Full details of all limit order data can be found via the GenerateLimitOrderDataResponse on our API specification

Note that you need to ensure you have sufficient balance and allowance to create the limit order; otherwise, the API will return a 400 error.

Step 2: Sign limit order data

const signature = await signer.signTypedData(limitOrderDomainArbitrum, typesLimitOrder, data);

You can find the full example of signing a limit order using the ethers.js library on our API demo repository

Step 3: Post the limit order

After signing the limit order data, you can send the limit order data along with the signature to our Backend API

const requestBody: CreateLimitOrderRequest = {
...generatedLimitOrderData,
yt: generatedLimitOrderData.YT,
type: generatedLimitOrderData.orderType,
signature,
};

All the implementation details can be found in the API demo repository

Alternative: Create an Order On-Chain

In addition to off-chain signing, makers can register an order directly on-chain by calling preSignSingle (or preSignBatch for multiple orders) on the Limit Router. This is mainly useful for:

  • Smart-contract makers that cannot produce an ECDSA signature off-chain.
  • ERC-1271 contracts that prefer to register orders explicitly instead of relying on isValidSignature at fill time.

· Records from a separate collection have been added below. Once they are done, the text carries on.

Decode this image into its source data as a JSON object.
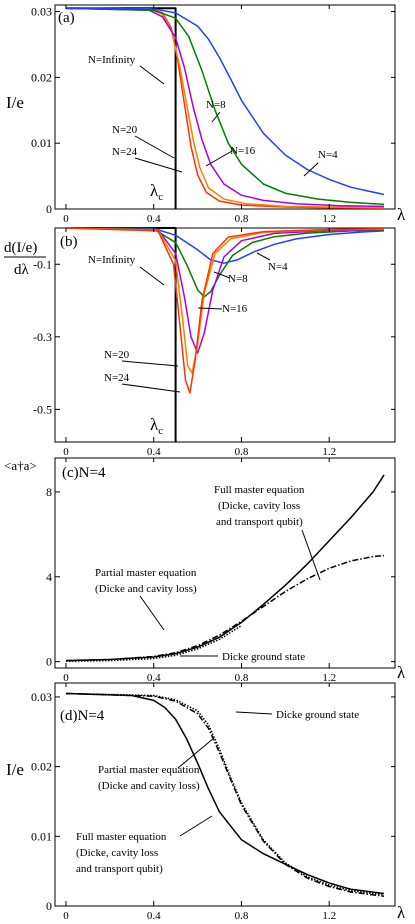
{
  "chart_data": [
    {
      "panel": "(a)",
      "type": "line",
      "ylabel": "I/e",
      "xlabel": "λ",
      "xlim": [
        -0.05,
        1.5
      ],
      "ylim": [
        0,
        0.031
      ],
      "xticks": [
        "0",
        "0.4",
        "0.8",
        "1.2"
      ],
      "yticks": [
        "0",
        "0.01",
        "0.02",
        "0.03"
      ],
      "critical_label": "λ",
      "critical_sub": "c",
      "critical_x": 0.5,
      "series": [
        {
          "name": "N=Infinity",
          "color": "#000000",
          "x": [
            0,
            0.49,
            0.5,
            0.5
          ],
          "y": [
            0.0305,
            0.0305,
            0.0305,
            0
          ]
        },
        {
          "name": "N=24",
          "color": "#ff3300",
          "x": [
            0,
            0.38,
            0.44,
            0.48,
            0.51,
            0.54,
            0.57,
            0.6,
            0.64,
            0.7,
            0.8,
            1.0,
            1.2,
            1.45
          ],
          "y": [
            0.0305,
            0.0304,
            0.0298,
            0.0275,
            0.0225,
            0.016,
            0.0095,
            0.0052,
            0.0025,
            0.0012,
            0.0006,
            0.0003,
            0.0002,
            0.0001
          ]
        },
        {
          "name": "N=20",
          "color": "#ff7f00",
          "x": [
            0,
            0.38,
            0.44,
            0.48,
            0.52,
            0.55,
            0.58,
            0.61,
            0.65,
            0.72,
            0.82,
            1.0,
            1.2,
            1.45
          ],
          "y": [
            0.0305,
            0.0304,
            0.0296,
            0.0272,
            0.0215,
            0.016,
            0.0105,
            0.0063,
            0.0032,
            0.0015,
            0.0008,
            0.0004,
            0.0003,
            0.0002
          ]
        },
        {
          "name": "N=16",
          "color": "#aa00ee",
          "x": [
            0,
            0.38,
            0.44,
            0.5,
            0.54,
            0.58,
            0.62,
            0.66,
            0.72,
            0.8,
            0.9,
            1.05,
            1.25,
            1.45
          ],
          "y": [
            0.0305,
            0.0302,
            0.0292,
            0.026,
            0.0215,
            0.0155,
            0.0105,
            0.0068,
            0.0038,
            0.0021,
            0.0013,
            0.0008,
            0.0005,
            0.0004
          ]
        },
        {
          "name": "N=8",
          "color": "#007f00",
          "x": [
            0,
            0.4,
            0.5,
            0.56,
            0.62,
            0.68,
            0.74,
            0.8,
            0.9,
            1.0,
            1.15,
            1.3,
            1.45
          ],
          "y": [
            0.0305,
            0.0302,
            0.029,
            0.0262,
            0.021,
            0.015,
            0.01,
            0.0068,
            0.0038,
            0.0024,
            0.0015,
            0.001,
            0.0007
          ]
        },
        {
          "name": "N=4",
          "color": "#2040ff",
          "x": [
            0,
            0.4,
            0.5,
            0.6,
            0.65,
            0.7,
            0.75,
            0.8,
            0.9,
            1.0,
            1.1,
            1.2,
            1.3,
            1.45
          ],
          "y": [
            0.0305,
            0.0304,
            0.0298,
            0.0278,
            0.0258,
            0.023,
            0.0198,
            0.0165,
            0.0115,
            0.0082,
            0.006,
            0.0045,
            0.0033,
            0.0022
          ]
        }
      ],
      "annotations": [
        {
          "text": "N=Infinity"
        },
        {
          "text": "N=8"
        },
        {
          "text": "N=16"
        },
        {
          "text": "N=20"
        },
        {
          "text": "N=24"
        },
        {
          "text": "N=4"
        }
      ]
    },
    {
      "panel": "(b)",
      "type": "line",
      "ylabel_num": "d(I/e)",
      "ylabel_den": "dλ",
      "xlabel": "",
      "xlim": [
        -0.05,
        1.5
      ],
      "ylim": [
        -0.59,
        0.0
      ],
      "xticks": [
        "0",
        "0.4",
        "0.8",
        "1.2"
      ],
      "yticks": [
        "-0.1",
        "-0.3",
        "-0.5"
      ],
      "critical_label": "λ",
      "critical_sub": "c",
      "critical_x": 0.5,
      "series": [
        {
          "name": "N=Infinity",
          "color": "#000000",
          "x": [
            0,
            0.49,
            0.5,
            0.5
          ],
          "y": [
            0,
            0,
            0,
            -0.59
          ]
        },
        {
          "name": "N=4",
          "color": "#2040ff",
          "x": [
            0,
            0.4,
            0.5,
            0.6,
            0.66,
            0.72,
            0.78,
            0.86,
            0.95,
            1.05,
            1.2,
            1.35,
            1.45
          ],
          "y": [
            0,
            -0.001,
            -0.02,
            -0.06,
            -0.088,
            -0.097,
            -0.088,
            -0.065,
            -0.045,
            -0.03,
            -0.018,
            -0.011,
            -0.008
          ]
        },
        {
          "name": "N=8",
          "color": "#007f00",
          "x": [
            0,
            0.4,
            0.5,
            0.55,
            0.6,
            0.63,
            0.66,
            0.7,
            0.76,
            0.85,
            0.95,
            1.1,
            1.3,
            1.45
          ],
          "y": [
            0,
            -0.003,
            -0.04,
            -0.1,
            -0.17,
            -0.19,
            -0.175,
            -0.13,
            -0.075,
            -0.04,
            -0.024,
            -0.014,
            -0.008,
            -0.006
          ]
        },
        {
          "name": "N=16",
          "color": "#aa00ee",
          "x": [
            0,
            0.42,
            0.5,
            0.54,
            0.57,
            0.6,
            0.63,
            0.67,
            0.72,
            0.8,
            0.95,
            1.2,
            1.45
          ],
          "y": [
            0,
            -0.005,
            -0.07,
            -0.19,
            -0.3,
            -0.345,
            -0.29,
            -0.17,
            -0.08,
            -0.035,
            -0.015,
            -0.007,
            -0.004
          ]
        },
        {
          "name": "N=20",
          "color": "#ff7f00",
          "x": [
            0,
            0.42,
            0.5,
            0.53,
            0.555,
            0.575,
            0.6,
            0.63,
            0.68,
            0.75,
            0.9,
            1.2,
            1.45
          ],
          "y": [
            0,
            -0.006,
            -0.09,
            -0.24,
            -0.38,
            -0.4,
            -0.32,
            -0.18,
            -0.07,
            -0.03,
            -0.012,
            -0.005,
            -0.003
          ]
        },
        {
          "name": "N=24",
          "color": "#ff3300",
          "x": [
            0,
            0.42,
            0.49,
            0.52,
            0.545,
            0.565,
            0.59,
            0.62,
            0.67,
            0.74,
            0.9,
            1.2,
            1.45
          ],
          "y": [
            0,
            -0.008,
            -0.1,
            -0.27,
            -0.42,
            -0.455,
            -0.36,
            -0.2,
            -0.07,
            -0.025,
            -0.01,
            -0.004,
            -0.002
          ]
        }
      ],
      "annotations": [
        {
          "text": "N=Infinity"
        },
        {
          "text": "N=8"
        },
        {
          "text": "N=16"
        },
        {
          "text": "N=20"
        },
        {
          "text": "N=24"
        },
        {
          "text": "N=4"
        }
      ]
    },
    {
      "panel": "(c)N=4",
      "type": "line",
      "ylabel": "<a†a>",
      "xlabel": "λ",
      "xlim": [
        -0.05,
        1.5
      ],
      "ylim": [
        -0.3,
        9.6
      ],
      "xticks": [
        "0",
        "0.4",
        "0.8",
        "1.2"
      ],
      "yticks": [
        "0",
        "4",
        "8"
      ],
      "series": [
        {
          "name": "Full master equation (Dicke, cavity loss and transport qubit)",
          "style": "solid",
          "color": "#000000",
          "x": [
            0,
            0.2,
            0.4,
            0.5,
            0.6,
            0.7,
            0.8,
            0.9,
            1.0,
            1.1,
            1.2,
            1.3,
            1.4,
            1.45
          ],
          "y": [
            0.05,
            0.1,
            0.22,
            0.38,
            0.68,
            1.15,
            1.85,
            2.7,
            3.6,
            4.6,
            5.7,
            6.8,
            8.0,
            8.8
          ]
        },
        {
          "name": "Partial master equation (Dicke and cavity loss)",
          "style": "dashdot",
          "color": "#000000",
          "x": [
            0,
            0.2,
            0.4,
            0.5,
            0.6,
            0.7,
            0.8,
            0.9,
            1.0,
            1.1,
            1.2,
            1.3,
            1.4,
            1.45
          ],
          "y": [
            0.05,
            0.1,
            0.24,
            0.42,
            0.75,
            1.25,
            1.9,
            2.6,
            3.3,
            3.9,
            4.4,
            4.75,
            4.95,
            5.0
          ]
        },
        {
          "name": "Dicke ground state",
          "style": "dotted",
          "color": "#000000",
          "x": [
            0,
            0.2,
            0.4,
            0.5,
            0.6,
            0.7,
            0.8
          ],
          "y": [
            0.02,
            0.05,
            0.15,
            0.3,
            0.6,
            1.05,
            1.7
          ]
        }
      ],
      "annotations": [
        {
          "text": "Full master equation"
        },
        {
          "text": "(Dicke, cavity loss"
        },
        {
          "text": "and transport qubit)"
        },
        {
          "text": "Partial master equation"
        },
        {
          "text": "(Dicke and cavity loss)"
        },
        {
          "text": "Dicke ground state"
        }
      ]
    },
    {
      "panel": "(d)N=4",
      "type": "line",
      "ylabel": "I/e",
      "xlabel": "λ",
      "xlim": [
        -0.05,
        1.5
      ],
      "ylim": [
        0,
        0.032
      ],
      "xticks": [
        "0",
        "0.4",
        "0.8",
        "1.2"
      ],
      "yticks": [
        "0",
        "0.01",
        "0.02",
        "0.03"
      ],
      "series": [
        {
          "name": "Dicke ground state",
          "style": "dotted",
          "color": "#000000",
          "x": [
            0,
            0.4,
            0.5,
            0.6,
            0.65,
            0.7,
            0.75,
            0.8,
            0.9,
            1.0,
            1.1,
            1.2,
            1.3,
            1.45
          ],
          "y": [
            0.0305,
            0.0302,
            0.0296,
            0.028,
            0.026,
            0.0225,
            0.0185,
            0.0148,
            0.0095,
            0.0062,
            0.0042,
            0.003,
            0.0022,
            0.0016
          ]
        },
        {
          "name": "Partial master equation (Dicke and cavity loss)",
          "style": "dashdot",
          "color": "#000000",
          "x": [
            0,
            0.4,
            0.5,
            0.6,
            0.65,
            0.7,
            0.75,
            0.8,
            0.9,
            1.0,
            1.1,
            1.2,
            1.3,
            1.45
          ],
          "y": [
            0.0305,
            0.0301,
            0.0294,
            0.0276,
            0.0255,
            0.022,
            0.0182,
            0.0145,
            0.0093,
            0.006,
            0.004,
            0.0028,
            0.002,
            0.0014
          ]
        },
        {
          "name": "Full master equation (Dicke, cavity loss and transport qubit)",
          "style": "solid",
          "color": "#000000",
          "x": [
            0,
            0.3,
            0.4,
            0.45,
            0.5,
            0.55,
            0.6,
            0.65,
            0.7,
            0.8,
            0.9,
            1.0,
            1.1,
            1.2,
            1.3,
            1.45
          ],
          "y": [
            0.0305,
            0.0302,
            0.0295,
            0.0285,
            0.0268,
            0.024,
            0.0205,
            0.0168,
            0.0135,
            0.0095,
            0.0075,
            0.006,
            0.0045,
            0.0033,
            0.0024,
            0.0018
          ]
        }
      ],
      "annotations": [
        {
          "text": "Dicke ground state"
        },
        {
          "text": "Partial master equation"
        },
        {
          "text": "(Dicke and cavity loss)"
        },
        {
          "text": "Full master equation"
        },
        {
          "text": "(Dicke, cavity loss"
        },
        {
          "text": "and transport qubit)"
        }
      ]
    }
  ]
}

ERC-1271 contracts can skip the on-chain pre-sign step entirely. When the taker passes an empty signature, the Limit Router's ECDSA recovery fails and falls back to IERC1271(maker).isValidSignature(hash, signature). A maker contract can therefore authorize an order simply by whitelisting its hash internally — no transaction to the Limit Router is required. See Signature Validation for the full flow.

Steps

  1. Generate the order data (same Order struct as the off-chain flow — see Order Struct Definition). You can still use the generate-limit-order-data API — just skip the signing step.
  2. Call preSignSingle(order) from the maker address.

Once an order is pre-signed, takers fill it the same way as a normally signed order, but they may pass an empty signature ('0x') in FillOrderParams.signature. See Signature Validation for details.